Contudo, as promessas revolucionárias de poupar gastos desnecessários na saúde não deram certo em lugar nenhum. Acumulam-se evidências sobre a fragilidade de diversas fórmulas tecnocráticas de pagamento de médicos e hospitais e sobre propostas ingênuas de políticas saudáveis. Métodos e valores de remuneração de procedimentos embutem relações de poder. E todos morreremos, ainda que possivelmente mais velhos, menos doentes e mais autônomos, mas necessitando, ao longo da vida, de cuidados de saúde, sejam curativos ou paliativos.
O radicalismo dos jargões e o foco apenas em determinados aspectos administrativos impedem uma visão clara dos potenciais e entraves do conjunto do sistema de saúde. Graças à combinação da atuação política e mobilização de conhecimentos científicos e técnicos, o Brasil realizou uma reforma profunda na saúde. O SUS não é uma construção político-institucional trivial, e os problemas crônicos da saúde não decorrem de seus erros, e sim de sua não implementação.

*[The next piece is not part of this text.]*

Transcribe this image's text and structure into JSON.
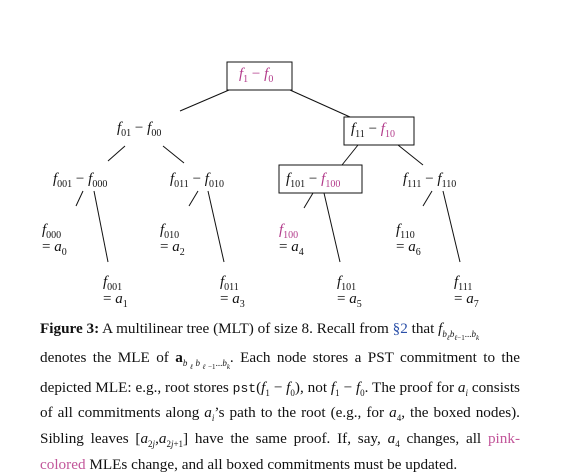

A insistência na propaganda e nas ações centradas apenas nos focos domésticos de mosquitos, e não nos criadouros gerados pelas condições sanitárias; a “entrega de chaves” de hospitais públicos, como se fossem prédios comerciais, para outra esfera administrativa; a deterioração do programa nacional de imunizações, que precedeu e foi ampliado pelo SUS, são maus prenúncios. Instituições, redes sociais e entidades comprometidas com o desenvolvimento social não podem assistir de camarote ao isolamento político, à mediocridade e aos erros técnicos na saúde. A próxima reunião do Conselho de Desenvolvimento Econômico e Social deve encorajar a inclusão de pontos sobre saúde na pauta, espera-se coerência de fóruns cujos nomes conectam políticas sociais e econômicas. O controle e tratamento da dengue, chicungunha e zika, o monitoramento das iniciativas do gabinete de crise no Rio de Janeiro e a avaliação pormenorizada da irregularidade e falta de fornecimento de vacinas requerem análises à altura do que o Brasil pode realizar.
Saúde é um desafio democrático, refere-se à plausibilidade dos compromissos e compatibilidade dos recursos alocados para os efetivar. Nas eleições municipais de 2016, a política de saúde e o SUS podem ser resgatados desde que liberados do confinamento e dos modismos, achismos e pilhagens.